| |||||||
|
|
大河原 梨奈&堀江 明子 ピアノ・デュオ リサイタル 開催レポート
《 くにたちサロンコンサートin表参道 シリーズ22 》
2016年12月8日(木) 19:00開演 18:30開場
会場:カワイ表参道 コンサートサロン「パウゼ」
「くにたちサロンコンサート in 表参道シリーズ」22回目となる本公演は国立音楽大学大学院音楽研究科修士課程を卒業された大河原梨奈さんと堀江明子さんによるピアノデュオリサイタルでした。前半の一曲目は連弾によるモーツアルト作曲《アンダンテと変奏 K.501》を演奏されました。シンプルでありながらも緻密さとバランスの良さが感じられ、連弾であっても重々しさを感じさせない、風通しの良い爽やかさがありました。続いてはドビュッシー作曲《映像 第1集》を大河原さんがソロで演奏されました。品良く洗練されたタッチで 颯爽とした演奏でありながらも、生き生きとしたダイナミックさも感じられました。続いて今までの雰囲気とは打って変わったモダンでおしゃれなプーランク作曲《4手のためのソナタ》を再びお二人による連弾でエネルギッシュにテンポよく演奏され、その楽しげで格好良い演奏に客席も釘付けでした。前半の最後はデュカス作曲交響詩《魔法使いの弟子》の物語の世界観を楽しみました。おどけたように動く箒や、うねるように翻弄する水の動きが鮮やかに表現されていました。元々はオーケストラのための楽曲ですが、ピアノならではの魅力も多く感じられ、お二人の魔法の力で、聴衆も物語に入ってしまったかのような素晴らしい演奏でした。

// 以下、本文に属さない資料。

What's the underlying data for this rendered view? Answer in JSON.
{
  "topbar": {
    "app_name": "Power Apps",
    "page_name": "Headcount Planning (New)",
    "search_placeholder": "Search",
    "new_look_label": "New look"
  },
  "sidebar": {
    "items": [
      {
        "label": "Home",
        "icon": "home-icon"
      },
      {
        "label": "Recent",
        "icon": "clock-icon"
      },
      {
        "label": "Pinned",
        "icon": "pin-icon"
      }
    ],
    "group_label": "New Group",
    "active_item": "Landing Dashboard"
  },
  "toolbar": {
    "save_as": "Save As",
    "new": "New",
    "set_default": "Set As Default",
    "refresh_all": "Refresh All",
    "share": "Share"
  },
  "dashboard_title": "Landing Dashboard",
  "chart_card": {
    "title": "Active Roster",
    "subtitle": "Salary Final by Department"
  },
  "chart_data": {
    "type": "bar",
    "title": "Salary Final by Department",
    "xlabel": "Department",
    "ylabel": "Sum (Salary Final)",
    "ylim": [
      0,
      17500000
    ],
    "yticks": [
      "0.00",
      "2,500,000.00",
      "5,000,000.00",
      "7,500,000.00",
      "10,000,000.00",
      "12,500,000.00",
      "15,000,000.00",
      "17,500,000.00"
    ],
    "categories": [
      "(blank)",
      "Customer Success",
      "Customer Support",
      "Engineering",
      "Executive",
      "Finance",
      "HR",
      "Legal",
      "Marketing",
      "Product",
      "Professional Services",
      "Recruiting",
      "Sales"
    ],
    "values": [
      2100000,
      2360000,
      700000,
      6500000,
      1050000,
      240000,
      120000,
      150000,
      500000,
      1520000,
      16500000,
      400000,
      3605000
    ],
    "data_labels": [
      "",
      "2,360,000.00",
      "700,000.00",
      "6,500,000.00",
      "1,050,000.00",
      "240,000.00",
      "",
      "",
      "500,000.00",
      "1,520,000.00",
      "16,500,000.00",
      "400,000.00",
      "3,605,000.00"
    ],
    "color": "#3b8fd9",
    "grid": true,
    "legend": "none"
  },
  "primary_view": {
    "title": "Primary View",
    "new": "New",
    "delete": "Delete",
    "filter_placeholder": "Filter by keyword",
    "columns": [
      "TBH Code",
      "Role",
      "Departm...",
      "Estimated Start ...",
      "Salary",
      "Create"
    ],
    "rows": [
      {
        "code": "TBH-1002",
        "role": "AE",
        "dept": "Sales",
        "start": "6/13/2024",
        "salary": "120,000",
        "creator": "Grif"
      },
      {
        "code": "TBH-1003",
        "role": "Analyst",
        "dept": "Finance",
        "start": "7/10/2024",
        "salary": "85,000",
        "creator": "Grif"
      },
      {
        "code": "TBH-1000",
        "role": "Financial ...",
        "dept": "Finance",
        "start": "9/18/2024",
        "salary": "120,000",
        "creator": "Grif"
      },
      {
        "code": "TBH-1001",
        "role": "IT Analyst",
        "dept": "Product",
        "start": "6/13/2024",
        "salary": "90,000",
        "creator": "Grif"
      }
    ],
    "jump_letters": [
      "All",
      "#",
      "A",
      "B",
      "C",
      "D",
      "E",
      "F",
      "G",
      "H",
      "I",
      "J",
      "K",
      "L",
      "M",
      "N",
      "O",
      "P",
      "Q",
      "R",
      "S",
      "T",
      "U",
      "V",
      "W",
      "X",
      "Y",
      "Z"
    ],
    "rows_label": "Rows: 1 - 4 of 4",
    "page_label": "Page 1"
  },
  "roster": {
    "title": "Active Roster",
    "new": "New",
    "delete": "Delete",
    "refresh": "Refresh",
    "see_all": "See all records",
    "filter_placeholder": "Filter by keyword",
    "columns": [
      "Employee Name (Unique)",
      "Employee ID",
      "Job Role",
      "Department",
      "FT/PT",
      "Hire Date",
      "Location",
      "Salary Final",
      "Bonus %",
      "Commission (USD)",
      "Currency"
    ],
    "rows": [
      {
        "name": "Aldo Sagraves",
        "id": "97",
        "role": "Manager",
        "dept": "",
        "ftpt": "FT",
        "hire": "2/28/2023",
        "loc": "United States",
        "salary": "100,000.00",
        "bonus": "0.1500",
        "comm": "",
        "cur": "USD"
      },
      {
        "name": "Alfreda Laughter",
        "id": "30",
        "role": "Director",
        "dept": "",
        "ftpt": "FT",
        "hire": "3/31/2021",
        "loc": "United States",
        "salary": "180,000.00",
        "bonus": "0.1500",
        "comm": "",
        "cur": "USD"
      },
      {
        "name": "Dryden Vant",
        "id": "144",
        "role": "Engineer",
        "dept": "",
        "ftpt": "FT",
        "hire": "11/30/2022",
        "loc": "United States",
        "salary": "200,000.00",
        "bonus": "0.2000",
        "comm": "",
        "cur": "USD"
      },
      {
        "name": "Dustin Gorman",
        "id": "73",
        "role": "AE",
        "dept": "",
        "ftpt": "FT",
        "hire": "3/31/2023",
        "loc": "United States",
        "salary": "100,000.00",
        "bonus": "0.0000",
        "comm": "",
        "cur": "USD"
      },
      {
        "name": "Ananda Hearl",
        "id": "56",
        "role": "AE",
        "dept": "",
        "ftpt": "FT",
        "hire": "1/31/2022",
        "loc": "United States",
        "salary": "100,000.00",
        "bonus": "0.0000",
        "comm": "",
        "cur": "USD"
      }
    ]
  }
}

休憩を挟み、後半の一曲目は堀江さんのソロによるラフマニノフ作曲《幻想的ピアノ小品集 Op.3》を抜粋して演奏されました。哀愁を帯びた旋律を朗々と歌い上げた「エ レジー」や鐘の様々な音の重なりや美しい色合いを感じた「前奏曲」アクセントの聞いたメリハリのある「道化師」まで、様々な音の世界を楽しみました。プログラムの最後はチャイコフスキー作曲バレエ組曲《くるみ割り人形》Op.71aを再びお二人の連弾による演奏で堪能しました。クリスマスの雰囲気にぴったりな物語で、ワクワクした気分に満ちた「小序曲」「行進曲」、様々な国の情緒あふれる踊りを心ゆくまで楽しみました。色々な魅力溢れる踊りを夢中で聴いているうちに、あっという間に最後の「花のワルツ」になってしまい、この夢のようなひと時が終わってしまうのが寂しく思えてしまうほどでした。

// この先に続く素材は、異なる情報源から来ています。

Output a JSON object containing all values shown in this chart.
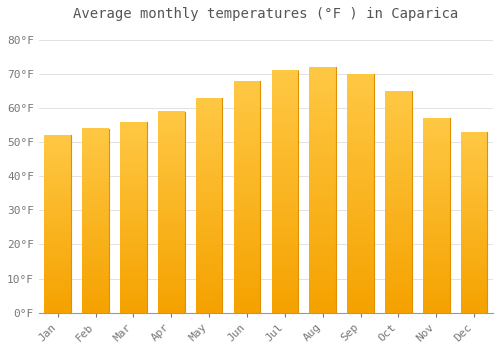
{
  "title": "Average monthly temperatures (°F ) in Caparica",
  "months": [
    "Jan",
    "Feb",
    "Mar",
    "Apr",
    "May",
    "Jun",
    "Jul",
    "Aug",
    "Sep",
    "Oct",
    "Nov",
    "Dec"
  ],
  "values": [
    52,
    54,
    56,
    59,
    63,
    68,
    71,
    72,
    70,
    65,
    57,
    53
  ],
  "bar_color_top": "#FFC844",
  "bar_color_bottom": "#F5A200",
  "background_color": "#FFFFFF",
  "grid_color": "#DDDDDD",
  "yticks": [
    0,
    10,
    20,
    30,
    40,
    50,
    60,
    70,
    80
  ],
  "ytick_labels": [
    "0°F",
    "10°F",
    "20°F",
    "30°F",
    "40°F",
    "50°F",
    "60°F",
    "70°F",
    "80°F"
  ],
  "ylim": [
    0,
    84
  ],
  "title_fontsize": 10,
  "tick_fontsize": 8,
  "font_color": "#777777",
  "title_color": "#555555"
}
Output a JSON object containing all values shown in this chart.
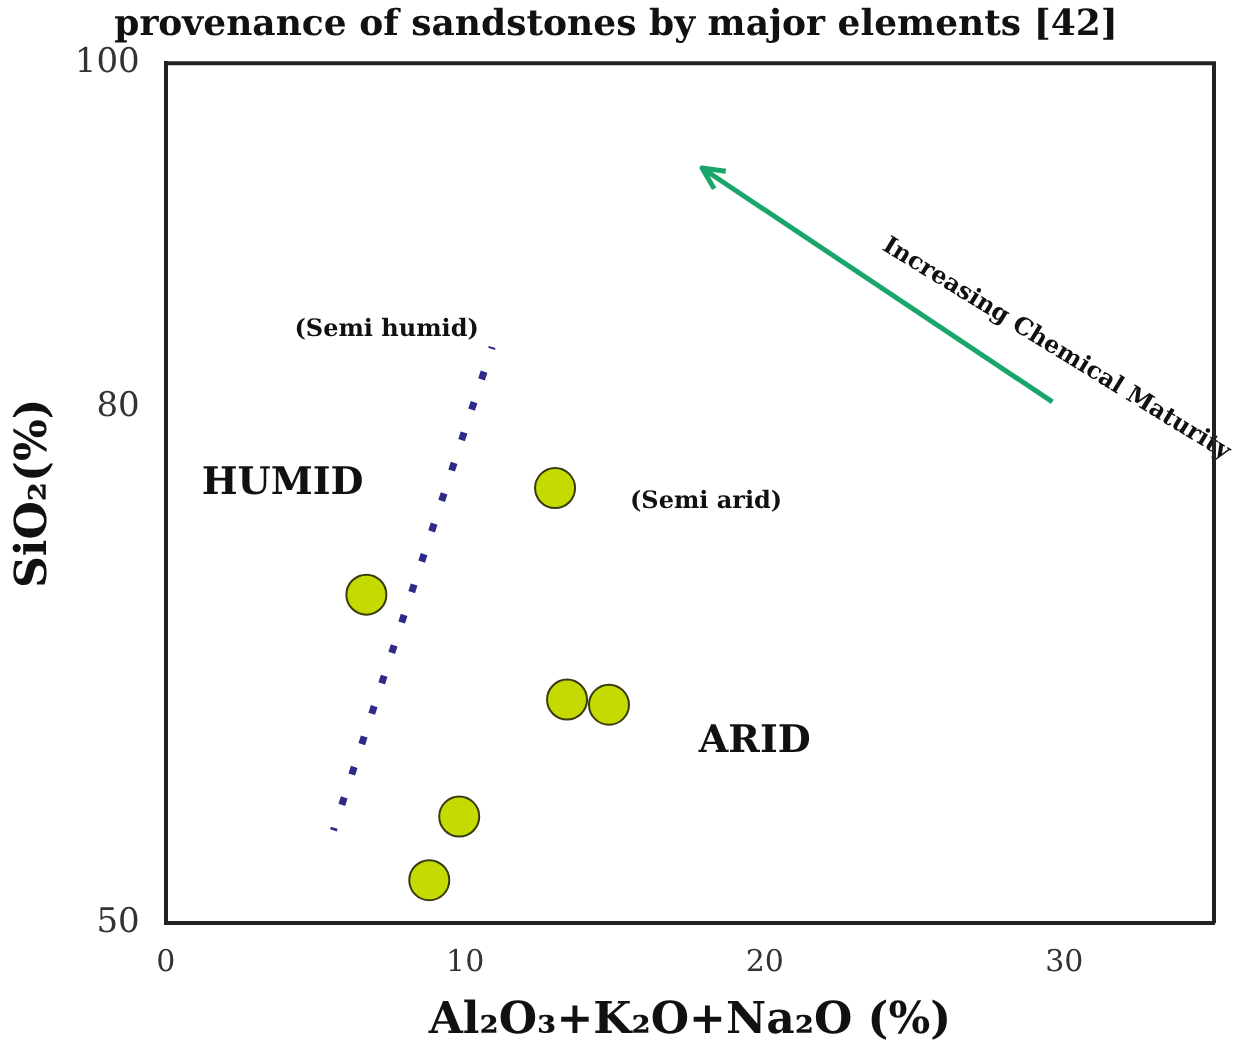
{
  "chart_data": {
    "type": "scatter",
    "title": "provenance of sandstones by major elements [42]",
    "xlabel": "Al₂O₃+K₂O+Na₂O (%)",
    "ylabel": "SiO₂(%)",
    "xlim": [
      0,
      35
    ],
    "xticks": [
      0,
      10,
      20,
      30
    ],
    "ylim": [
      50,
      100
    ],
    "yticks": [
      50,
      80,
      100
    ],
    "grid": false,
    "legend": false,
    "marker": "circle",
    "series": [
      {
        "color": "#c5da00",
        "x": [
          6.7,
          13.0,
          13.4,
          14.8,
          9.8,
          8.8
        ],
        "values": [
          69.1,
          75.3,
          63.0,
          62.7,
          56.2,
          52.5
        ]
      },
      {
        "type": "line",
        "color": "#2e2a8a",
        "line_style": "dotted",
        "marker": "none",
        "x": [
          5.6,
          10.9
        ],
        "values": [
          55.4,
          83.5
        ]
      }
    ],
    "annotations": [
      "(Semi humid)",
      "HUMID",
      "(Semi arid)",
      "ARID",
      "Increasing Chemical Maturity"
    ]
  }
}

アンコールは先日ご逝去されたお二人の先生への追悼の意を込めて、先生が好まれていたフォーレ作曲《レクイエム》より「ピエ・イエス」を演奏されました。優しく包み込むような穏やかな慈愛に満ちた演奏はきっと先生に届いていると思います。
連弾やソロを通して様々なピアノの表情を聴かせてくださったお二人の今後のご活躍を願っております。